Medical and Dental Records:
What you need to know and how to understand what you have.

Types of Records

Medical and Dental Office Records:

1. Notes made each time the patient was seen
2.

Records of telephone conversations with the patient
3. Reports of laboratory tests and x-rays made in the office or somewhere else
4. Copies of x-rays made in the office
5. Copies of photographs made in the office
6. Copies of important parts of the patient’s hospital chart, if applicable
7. Copies of insurance claims
8. Copies of correspondence with other doctors regarding the patient

Hospital Records

A. Primary

The following records should be considered a must, if applicable to your case.

1. Face sheet
2. Emergency room record, if applicable
3. History and Physical examination
4. Doctor’s admission and progress notes
5. Reports of consultations with other physicians
6. Anesthesia records, including the anesthetist’s preoperative consultation and
examination
7. Operative reports
8. Labor and delivery records, if applicable
9. Examination of newborn infant
10. Recovery room and/or ICU records
11. Surgical Pathology report
12. Reports of x-rays, EKG, fetal monitoring strips, and any other special
diagnostic tests that were performed
13. Copies of x-rays or other diagnostic tests that were preserved on film or CD
14. Graphic chart (temperature, pulse, blood pressure, etc.)
15. Incident and accident reports, if the patient fell or was injured
16. Autopsy protocol, if applicable

B. Secondary:

These records may comprise as much as 80% of a hospital chart. Request only those pages that contain pertinent information.

1. Routine laboratory reports
2. Nursing notes
3. Physicians’ orders
4. Medication records
5. Consents to treatment or surgery, unless lack of informed consent best casinos online in south africa free money is part of your client’s complaint

C. Limited value:

Do not order these records, unless they are pertinent to your case.

1. Dietary notes
2. Input and output records
3. Nurses’ worksheets
4. Physiotherapy, respiratory therapy, counseling, etc.
5. Correspondence regarding your client’s case
6. Financial records
7. Receipts of valuables

Hospital – Internal Records:

These are records the hospital keeps, and very little is ever heard about them. In certain states, some of these records are protected by law and not available.

1. Operating Room Log

This is a record kept by the head operating room nurse. It records everything that went on and who was in the OR, including the pre and postoperative diagnoses and the names of all nurses, anesthetists, and personnel who went in and out of the room. From this log, you can learn what actually happened (not the doctor’s version as found in the operative report) and the names of witnesses, who can give a true account of events.

2. Morbidity and Mortality Conference

Extreme problems with a patient or unexpected death may result in the medical staff convening a Morbidity and Mortality Conference. Here doctors speak out frankly about what was done wrong and ways to prevent it from occurring in the future. Frequently, the minutes of these meetings are not available, even with a court order.

3. Tissue Committee

This committee reviews surgical pathology reports on specimens removed during surgery to check on the necessity of the operation. Often, this committee will find the doctor’s diagnosis incorrect, and the surgery should not have been performed.

4. Infection Committee

This group monitors infections occurring within the hospital and discusses methods of prevention.
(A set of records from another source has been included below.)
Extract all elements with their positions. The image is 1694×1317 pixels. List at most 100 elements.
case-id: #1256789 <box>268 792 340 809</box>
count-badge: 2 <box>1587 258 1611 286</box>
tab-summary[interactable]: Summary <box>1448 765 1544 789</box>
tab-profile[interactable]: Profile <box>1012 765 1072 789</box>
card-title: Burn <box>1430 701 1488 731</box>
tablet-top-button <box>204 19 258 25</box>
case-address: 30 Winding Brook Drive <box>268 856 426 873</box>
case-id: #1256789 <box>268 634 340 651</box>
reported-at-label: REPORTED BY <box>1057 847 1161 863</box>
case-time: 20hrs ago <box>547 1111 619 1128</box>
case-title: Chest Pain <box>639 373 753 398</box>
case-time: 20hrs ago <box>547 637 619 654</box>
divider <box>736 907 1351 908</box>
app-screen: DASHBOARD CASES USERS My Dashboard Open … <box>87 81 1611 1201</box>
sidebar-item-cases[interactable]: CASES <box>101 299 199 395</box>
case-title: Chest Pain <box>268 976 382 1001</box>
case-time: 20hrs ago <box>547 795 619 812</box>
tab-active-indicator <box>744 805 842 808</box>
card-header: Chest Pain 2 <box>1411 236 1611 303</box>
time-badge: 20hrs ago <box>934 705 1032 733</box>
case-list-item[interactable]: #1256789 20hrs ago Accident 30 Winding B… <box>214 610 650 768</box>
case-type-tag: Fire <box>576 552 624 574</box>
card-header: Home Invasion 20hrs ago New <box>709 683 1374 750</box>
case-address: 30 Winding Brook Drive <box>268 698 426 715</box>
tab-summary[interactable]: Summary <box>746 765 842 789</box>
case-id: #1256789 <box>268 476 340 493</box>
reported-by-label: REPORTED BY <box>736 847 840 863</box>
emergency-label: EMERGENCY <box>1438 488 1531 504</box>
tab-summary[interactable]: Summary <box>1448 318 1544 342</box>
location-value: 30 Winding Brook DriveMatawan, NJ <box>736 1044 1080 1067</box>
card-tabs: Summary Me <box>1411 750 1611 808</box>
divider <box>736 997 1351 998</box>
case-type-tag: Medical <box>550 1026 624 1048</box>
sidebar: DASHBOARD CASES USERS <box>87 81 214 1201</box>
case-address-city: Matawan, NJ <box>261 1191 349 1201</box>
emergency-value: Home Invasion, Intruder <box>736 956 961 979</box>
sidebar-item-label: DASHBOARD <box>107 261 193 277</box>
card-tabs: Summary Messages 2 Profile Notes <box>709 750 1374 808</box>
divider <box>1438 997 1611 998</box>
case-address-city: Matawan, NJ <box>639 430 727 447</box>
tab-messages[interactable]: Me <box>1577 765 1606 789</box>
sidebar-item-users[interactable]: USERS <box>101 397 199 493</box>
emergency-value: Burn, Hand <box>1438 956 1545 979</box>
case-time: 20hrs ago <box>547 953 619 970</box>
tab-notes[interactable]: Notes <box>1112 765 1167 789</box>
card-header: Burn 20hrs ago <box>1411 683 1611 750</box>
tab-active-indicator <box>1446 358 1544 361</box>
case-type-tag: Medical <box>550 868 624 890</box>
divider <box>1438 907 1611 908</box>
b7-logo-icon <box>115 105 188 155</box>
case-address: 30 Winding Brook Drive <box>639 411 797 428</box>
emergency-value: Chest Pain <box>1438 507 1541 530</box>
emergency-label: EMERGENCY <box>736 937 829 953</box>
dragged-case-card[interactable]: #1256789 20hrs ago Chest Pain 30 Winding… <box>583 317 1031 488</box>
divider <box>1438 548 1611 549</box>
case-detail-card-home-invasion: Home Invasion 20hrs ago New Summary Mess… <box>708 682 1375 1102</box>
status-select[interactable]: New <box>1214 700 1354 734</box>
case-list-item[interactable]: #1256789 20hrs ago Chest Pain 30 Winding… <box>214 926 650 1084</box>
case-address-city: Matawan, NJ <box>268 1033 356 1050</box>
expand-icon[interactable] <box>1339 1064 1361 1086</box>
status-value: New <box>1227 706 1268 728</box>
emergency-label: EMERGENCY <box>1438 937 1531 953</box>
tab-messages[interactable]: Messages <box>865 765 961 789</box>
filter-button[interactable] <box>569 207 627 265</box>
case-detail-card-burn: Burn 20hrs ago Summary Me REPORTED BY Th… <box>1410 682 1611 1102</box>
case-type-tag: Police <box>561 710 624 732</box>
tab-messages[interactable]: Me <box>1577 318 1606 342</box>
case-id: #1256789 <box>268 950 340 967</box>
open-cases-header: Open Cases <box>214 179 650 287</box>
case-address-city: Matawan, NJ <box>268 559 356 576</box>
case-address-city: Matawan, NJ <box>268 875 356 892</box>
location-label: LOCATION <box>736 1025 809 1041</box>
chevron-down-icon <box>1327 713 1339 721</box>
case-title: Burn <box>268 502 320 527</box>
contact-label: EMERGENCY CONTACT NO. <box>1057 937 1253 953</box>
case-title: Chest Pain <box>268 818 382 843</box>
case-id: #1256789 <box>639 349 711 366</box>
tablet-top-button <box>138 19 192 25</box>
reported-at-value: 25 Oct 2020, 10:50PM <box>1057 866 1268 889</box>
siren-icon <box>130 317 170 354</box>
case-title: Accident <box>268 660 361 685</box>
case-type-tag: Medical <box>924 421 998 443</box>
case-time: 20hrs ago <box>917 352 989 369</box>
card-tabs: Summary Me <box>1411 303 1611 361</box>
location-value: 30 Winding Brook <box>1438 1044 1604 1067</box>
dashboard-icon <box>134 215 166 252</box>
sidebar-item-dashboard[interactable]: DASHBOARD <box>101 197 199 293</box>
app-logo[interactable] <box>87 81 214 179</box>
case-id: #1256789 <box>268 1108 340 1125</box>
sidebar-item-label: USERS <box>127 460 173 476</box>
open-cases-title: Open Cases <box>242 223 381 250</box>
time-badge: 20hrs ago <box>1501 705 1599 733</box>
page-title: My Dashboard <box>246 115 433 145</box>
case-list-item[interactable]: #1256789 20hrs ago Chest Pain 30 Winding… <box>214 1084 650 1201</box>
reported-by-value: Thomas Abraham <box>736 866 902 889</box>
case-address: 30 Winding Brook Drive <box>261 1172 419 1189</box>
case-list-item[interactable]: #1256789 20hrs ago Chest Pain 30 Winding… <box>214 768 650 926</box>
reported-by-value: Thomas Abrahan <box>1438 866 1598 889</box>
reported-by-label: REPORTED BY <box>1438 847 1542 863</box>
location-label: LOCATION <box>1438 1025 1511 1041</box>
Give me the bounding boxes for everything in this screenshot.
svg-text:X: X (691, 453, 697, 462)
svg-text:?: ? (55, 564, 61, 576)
If the doctors on this committee are critical of treatment your client received, it will greatly enhance your case.

5. Tumor Committee

Monitoring of diagnoses and treatment of cancer patients is the primary focus of this group. If there is a question as to timeliness or accuracy of diagnosis by the treating physician, the records of this committee could be beneficial.

6. Medical Records Committee

The Joint Commission on Accreditation of Hospitals has established strict rules and requirements on how a hospital is to keep, maintain, and preserve records safely. Periodic reviews of medical charts for deficiencies, inconsistencies, and alterations are conducted by this group.

7. Credentials Committee

This committee reviews the qualifications of all doctors, who apply for staff privileges. While hospitals are not generally liable for what an independent doctor does in each case, the hospital does have an obligation to be sure the doctor is qualified to exercise the privileges accorded him or her and to check his or her performance periodically. If the records of the Credentials Committee indicate the doctor was not qualified to treat your client, the hospital may also be liable for the injuries sustained by your client.

8. Quality Assurance Committee

Once a doctor is admitted to the hospital staff, his or her performance is monitored. If your client was a victim of malpractice, it can be assumed, the case was discussed by this committee. You may also find this doctor was in trouble with the credentials committee before, for the same type of malpractice.

9. Medical Staff/Department Meetings

In smaller hospitals, the medical staff meets periodically to discuss cases. In larger hospitals, departmental meetings are held for the same purpose. In either case, minutes are written and maintained as permanent records.

These are only a few of the many internal hospital records, which may contain valuable information. In order to encourage hospital staffs to improve patient care, and to protect doctors who serve on committees from reprisal, most states have passed laws making some of these internal records secret. Laws vary from state to state. In some states, you cannot obtain access to them, for any reason. In other states, some or all of them may be available; if you can convince a Judge they contain information essential to your case.